A collaborative cache allocation strategy for performance and link cost in mobile edge computing

Mobile Edge Computing (MEC) represents a novel paradigm dedicated to addressing the challenge of facilitating rapid access to an immense volume of content over mobile networks. However, improper cache placement and usage, coupled with fluctuating requests for cached data at diverse timeframes, exhibits considerable variability. Despite the abundance of optimization techniques, a majority of them lack the adaptive capacities needed to navigate dynamic caching environments efficiently.
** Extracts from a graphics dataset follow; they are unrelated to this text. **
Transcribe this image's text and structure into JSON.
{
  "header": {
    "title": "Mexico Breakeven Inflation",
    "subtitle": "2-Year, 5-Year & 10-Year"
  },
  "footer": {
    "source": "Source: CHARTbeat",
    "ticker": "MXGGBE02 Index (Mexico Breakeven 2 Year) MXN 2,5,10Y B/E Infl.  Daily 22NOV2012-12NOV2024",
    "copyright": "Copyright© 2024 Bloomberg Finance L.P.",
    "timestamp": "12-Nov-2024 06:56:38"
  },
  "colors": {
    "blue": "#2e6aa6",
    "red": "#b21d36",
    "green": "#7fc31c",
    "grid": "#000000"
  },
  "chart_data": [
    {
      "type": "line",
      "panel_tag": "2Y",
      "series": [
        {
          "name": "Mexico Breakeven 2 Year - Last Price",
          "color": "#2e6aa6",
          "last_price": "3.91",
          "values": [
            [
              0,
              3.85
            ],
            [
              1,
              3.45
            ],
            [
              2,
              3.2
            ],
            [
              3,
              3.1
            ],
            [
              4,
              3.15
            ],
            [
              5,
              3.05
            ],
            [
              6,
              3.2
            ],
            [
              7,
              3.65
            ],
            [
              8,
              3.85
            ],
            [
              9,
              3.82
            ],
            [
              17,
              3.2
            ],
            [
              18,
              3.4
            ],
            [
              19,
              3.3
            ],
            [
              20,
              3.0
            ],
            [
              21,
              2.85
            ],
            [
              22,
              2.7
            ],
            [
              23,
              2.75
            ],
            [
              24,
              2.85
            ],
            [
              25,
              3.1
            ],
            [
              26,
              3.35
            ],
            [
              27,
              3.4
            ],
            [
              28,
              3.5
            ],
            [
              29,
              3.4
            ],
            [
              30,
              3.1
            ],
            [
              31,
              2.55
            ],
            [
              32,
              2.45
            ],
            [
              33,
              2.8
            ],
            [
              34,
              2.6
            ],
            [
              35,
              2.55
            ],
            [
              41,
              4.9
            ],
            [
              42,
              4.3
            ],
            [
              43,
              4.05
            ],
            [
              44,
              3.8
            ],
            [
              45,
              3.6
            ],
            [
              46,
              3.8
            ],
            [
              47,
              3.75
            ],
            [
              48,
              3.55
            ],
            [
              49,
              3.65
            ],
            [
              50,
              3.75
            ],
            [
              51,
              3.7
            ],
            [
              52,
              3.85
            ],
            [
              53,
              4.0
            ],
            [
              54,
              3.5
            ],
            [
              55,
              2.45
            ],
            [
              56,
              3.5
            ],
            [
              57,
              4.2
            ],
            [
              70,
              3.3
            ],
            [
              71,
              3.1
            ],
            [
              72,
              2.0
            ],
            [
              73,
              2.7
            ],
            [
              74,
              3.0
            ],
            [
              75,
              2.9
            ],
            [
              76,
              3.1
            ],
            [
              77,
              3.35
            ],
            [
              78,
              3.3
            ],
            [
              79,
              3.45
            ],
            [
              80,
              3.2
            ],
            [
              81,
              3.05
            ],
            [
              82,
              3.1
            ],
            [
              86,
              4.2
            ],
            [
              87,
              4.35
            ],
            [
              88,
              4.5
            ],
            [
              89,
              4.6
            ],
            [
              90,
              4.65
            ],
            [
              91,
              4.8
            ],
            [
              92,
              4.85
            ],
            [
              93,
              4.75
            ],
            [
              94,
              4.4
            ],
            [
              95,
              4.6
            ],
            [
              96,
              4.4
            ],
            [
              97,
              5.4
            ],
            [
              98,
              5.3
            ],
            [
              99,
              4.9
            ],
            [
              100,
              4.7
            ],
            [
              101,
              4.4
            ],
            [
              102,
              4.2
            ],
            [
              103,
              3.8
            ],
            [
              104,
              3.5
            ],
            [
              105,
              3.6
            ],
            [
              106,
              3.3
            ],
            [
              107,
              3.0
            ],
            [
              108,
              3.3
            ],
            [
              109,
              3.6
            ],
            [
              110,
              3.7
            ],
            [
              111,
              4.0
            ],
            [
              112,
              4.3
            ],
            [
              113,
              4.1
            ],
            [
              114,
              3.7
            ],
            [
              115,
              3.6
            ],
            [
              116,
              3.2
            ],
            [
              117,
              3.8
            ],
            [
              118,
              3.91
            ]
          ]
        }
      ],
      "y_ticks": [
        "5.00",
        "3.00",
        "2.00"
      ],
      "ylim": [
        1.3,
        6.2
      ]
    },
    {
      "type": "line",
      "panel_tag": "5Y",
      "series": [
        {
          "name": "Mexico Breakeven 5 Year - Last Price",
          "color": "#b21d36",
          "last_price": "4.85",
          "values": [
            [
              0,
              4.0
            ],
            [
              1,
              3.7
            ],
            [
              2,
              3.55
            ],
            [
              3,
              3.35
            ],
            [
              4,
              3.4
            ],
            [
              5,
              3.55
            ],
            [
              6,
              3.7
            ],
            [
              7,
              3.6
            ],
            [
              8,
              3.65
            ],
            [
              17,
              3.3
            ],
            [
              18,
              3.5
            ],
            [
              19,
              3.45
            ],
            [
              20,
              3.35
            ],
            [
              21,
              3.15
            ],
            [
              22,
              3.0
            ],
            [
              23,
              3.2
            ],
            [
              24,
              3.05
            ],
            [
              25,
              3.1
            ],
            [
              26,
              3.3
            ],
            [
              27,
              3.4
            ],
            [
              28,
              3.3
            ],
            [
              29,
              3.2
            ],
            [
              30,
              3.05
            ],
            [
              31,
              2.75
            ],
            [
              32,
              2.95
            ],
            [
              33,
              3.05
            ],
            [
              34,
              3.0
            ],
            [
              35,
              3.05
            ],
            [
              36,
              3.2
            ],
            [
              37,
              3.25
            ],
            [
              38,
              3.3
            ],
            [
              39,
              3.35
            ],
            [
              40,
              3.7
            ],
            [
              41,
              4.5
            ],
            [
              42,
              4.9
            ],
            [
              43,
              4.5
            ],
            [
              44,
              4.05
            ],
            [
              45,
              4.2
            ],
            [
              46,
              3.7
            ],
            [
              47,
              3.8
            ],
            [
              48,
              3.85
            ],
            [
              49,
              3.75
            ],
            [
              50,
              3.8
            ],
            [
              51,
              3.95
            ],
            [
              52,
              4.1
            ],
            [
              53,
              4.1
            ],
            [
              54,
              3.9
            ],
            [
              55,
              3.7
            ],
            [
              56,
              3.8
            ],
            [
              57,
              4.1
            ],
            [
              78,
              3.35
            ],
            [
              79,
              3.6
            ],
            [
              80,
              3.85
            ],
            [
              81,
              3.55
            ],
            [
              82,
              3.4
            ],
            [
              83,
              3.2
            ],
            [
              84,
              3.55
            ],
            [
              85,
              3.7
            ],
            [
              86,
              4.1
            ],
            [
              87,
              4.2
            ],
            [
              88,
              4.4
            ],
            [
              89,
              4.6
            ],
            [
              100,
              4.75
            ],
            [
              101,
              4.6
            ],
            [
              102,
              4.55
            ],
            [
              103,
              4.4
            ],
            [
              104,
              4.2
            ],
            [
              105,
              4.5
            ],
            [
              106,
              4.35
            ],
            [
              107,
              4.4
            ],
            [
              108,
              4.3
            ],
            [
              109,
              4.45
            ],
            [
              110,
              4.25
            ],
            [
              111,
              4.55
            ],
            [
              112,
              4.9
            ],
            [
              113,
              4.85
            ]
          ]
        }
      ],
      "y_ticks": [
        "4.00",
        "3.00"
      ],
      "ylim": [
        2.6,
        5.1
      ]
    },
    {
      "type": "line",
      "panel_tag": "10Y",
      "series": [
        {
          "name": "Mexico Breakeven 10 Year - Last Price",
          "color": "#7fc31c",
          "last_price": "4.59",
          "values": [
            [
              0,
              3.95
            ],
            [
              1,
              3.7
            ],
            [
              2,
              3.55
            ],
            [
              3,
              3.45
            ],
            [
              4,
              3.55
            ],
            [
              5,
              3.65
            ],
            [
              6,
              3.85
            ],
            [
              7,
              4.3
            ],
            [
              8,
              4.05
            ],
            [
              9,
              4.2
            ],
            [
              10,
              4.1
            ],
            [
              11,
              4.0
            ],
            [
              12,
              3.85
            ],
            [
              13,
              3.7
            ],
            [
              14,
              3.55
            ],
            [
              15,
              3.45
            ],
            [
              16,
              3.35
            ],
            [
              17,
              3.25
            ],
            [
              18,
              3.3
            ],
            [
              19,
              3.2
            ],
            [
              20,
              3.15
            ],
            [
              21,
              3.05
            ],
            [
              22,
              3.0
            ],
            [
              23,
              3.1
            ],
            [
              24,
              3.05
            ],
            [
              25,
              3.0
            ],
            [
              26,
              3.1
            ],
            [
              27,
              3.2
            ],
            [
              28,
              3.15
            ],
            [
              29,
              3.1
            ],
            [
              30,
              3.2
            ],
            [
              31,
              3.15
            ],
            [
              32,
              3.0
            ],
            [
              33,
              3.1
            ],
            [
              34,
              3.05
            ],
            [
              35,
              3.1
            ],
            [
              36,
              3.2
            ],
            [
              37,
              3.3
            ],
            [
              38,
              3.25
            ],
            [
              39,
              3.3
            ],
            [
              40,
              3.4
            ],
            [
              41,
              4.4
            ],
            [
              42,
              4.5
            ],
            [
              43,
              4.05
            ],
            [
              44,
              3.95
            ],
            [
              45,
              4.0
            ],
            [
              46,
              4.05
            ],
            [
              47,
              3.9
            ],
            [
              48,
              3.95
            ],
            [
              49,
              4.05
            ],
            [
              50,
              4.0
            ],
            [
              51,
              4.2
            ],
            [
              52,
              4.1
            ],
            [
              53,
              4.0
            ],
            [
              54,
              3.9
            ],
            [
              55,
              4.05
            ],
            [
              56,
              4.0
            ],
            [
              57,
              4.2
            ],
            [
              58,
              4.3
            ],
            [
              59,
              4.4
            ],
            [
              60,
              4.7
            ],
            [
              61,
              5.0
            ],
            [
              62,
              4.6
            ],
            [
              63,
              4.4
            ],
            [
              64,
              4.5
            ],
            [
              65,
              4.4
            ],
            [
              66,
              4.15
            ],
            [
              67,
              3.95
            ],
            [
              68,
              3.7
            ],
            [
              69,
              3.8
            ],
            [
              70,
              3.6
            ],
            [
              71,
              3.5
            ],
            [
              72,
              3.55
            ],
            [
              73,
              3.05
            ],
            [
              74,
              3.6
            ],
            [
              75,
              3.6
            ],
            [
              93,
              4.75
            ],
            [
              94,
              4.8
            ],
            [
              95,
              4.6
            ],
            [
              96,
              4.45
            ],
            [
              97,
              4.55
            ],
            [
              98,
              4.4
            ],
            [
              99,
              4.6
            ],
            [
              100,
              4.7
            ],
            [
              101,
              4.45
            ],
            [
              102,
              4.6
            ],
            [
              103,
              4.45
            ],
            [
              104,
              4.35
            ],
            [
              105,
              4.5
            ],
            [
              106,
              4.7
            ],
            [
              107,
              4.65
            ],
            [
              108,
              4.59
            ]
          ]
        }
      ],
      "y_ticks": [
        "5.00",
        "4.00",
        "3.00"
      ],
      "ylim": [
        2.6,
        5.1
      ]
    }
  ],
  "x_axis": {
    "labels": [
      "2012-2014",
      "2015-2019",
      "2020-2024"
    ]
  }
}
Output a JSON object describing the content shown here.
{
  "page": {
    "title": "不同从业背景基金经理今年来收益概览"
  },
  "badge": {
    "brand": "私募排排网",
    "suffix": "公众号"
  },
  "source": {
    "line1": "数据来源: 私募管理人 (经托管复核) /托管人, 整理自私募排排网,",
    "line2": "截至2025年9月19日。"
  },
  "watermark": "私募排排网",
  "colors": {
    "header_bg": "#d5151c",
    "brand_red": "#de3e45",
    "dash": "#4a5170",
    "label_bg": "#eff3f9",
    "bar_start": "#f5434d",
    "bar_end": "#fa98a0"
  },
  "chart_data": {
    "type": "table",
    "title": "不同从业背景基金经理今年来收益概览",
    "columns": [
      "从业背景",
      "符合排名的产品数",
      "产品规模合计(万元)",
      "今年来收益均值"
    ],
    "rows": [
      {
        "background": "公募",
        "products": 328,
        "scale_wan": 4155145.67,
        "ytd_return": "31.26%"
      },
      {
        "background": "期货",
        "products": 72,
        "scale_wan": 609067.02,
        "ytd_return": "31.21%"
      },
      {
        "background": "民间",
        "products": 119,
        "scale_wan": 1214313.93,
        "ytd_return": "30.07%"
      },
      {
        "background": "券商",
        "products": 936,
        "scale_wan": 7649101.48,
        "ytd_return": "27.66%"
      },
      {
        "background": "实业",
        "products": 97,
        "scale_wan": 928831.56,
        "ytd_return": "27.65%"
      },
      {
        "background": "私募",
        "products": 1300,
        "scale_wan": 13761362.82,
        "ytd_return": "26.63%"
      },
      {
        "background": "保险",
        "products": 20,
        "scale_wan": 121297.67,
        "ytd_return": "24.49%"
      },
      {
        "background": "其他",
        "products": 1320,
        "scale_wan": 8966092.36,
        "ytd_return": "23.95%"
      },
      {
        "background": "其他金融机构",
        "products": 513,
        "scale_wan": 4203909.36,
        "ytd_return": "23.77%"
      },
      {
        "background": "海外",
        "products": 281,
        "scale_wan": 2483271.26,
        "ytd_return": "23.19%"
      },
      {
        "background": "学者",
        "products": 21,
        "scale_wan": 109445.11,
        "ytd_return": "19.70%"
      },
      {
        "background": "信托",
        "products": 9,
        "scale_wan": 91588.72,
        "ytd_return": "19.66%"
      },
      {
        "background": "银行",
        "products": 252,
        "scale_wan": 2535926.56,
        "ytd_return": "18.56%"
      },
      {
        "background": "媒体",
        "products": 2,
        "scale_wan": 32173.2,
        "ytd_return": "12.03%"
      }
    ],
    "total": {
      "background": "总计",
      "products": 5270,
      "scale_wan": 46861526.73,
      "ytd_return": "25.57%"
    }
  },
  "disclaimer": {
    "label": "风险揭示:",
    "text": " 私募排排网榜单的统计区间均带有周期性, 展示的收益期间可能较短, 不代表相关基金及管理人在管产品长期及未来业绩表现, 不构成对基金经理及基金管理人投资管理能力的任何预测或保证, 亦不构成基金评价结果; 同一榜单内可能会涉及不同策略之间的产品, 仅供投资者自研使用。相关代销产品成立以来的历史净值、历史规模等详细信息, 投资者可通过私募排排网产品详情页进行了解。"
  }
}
Furthermore, many studies employ online deep learning methodologies, but a slow convergence speed during the training process can potentially compromise caching performance and hinder dynamic goal adjustment in alignment with realistic provider requirements. We propose an integrative utility function encapsulating the worth of cached content and the cost associated with transmission links. By dynamically modifying weight values, this function can concurrently meet the performance and link cost demands of edge computing caching systems. To enhance the real-time response of the caching policy and the efficiency of deep learning, we introduce a Collaborative two-stage Deep Reinforcement Learning (CDRL) framework for devising the caching policy model. CDRL utilizes Double Deep Reinforcement Learning (DDQN) for pre-training in the caching environment to make pre-caching decisions and employs a Deep State-Action-Reward-State-Action (SARSA) algorithm for online training and caching decision-making. Experimental results convincingly demonstrate the proposed method's efficacy in improving the cache hit rate, service latency, and link cost.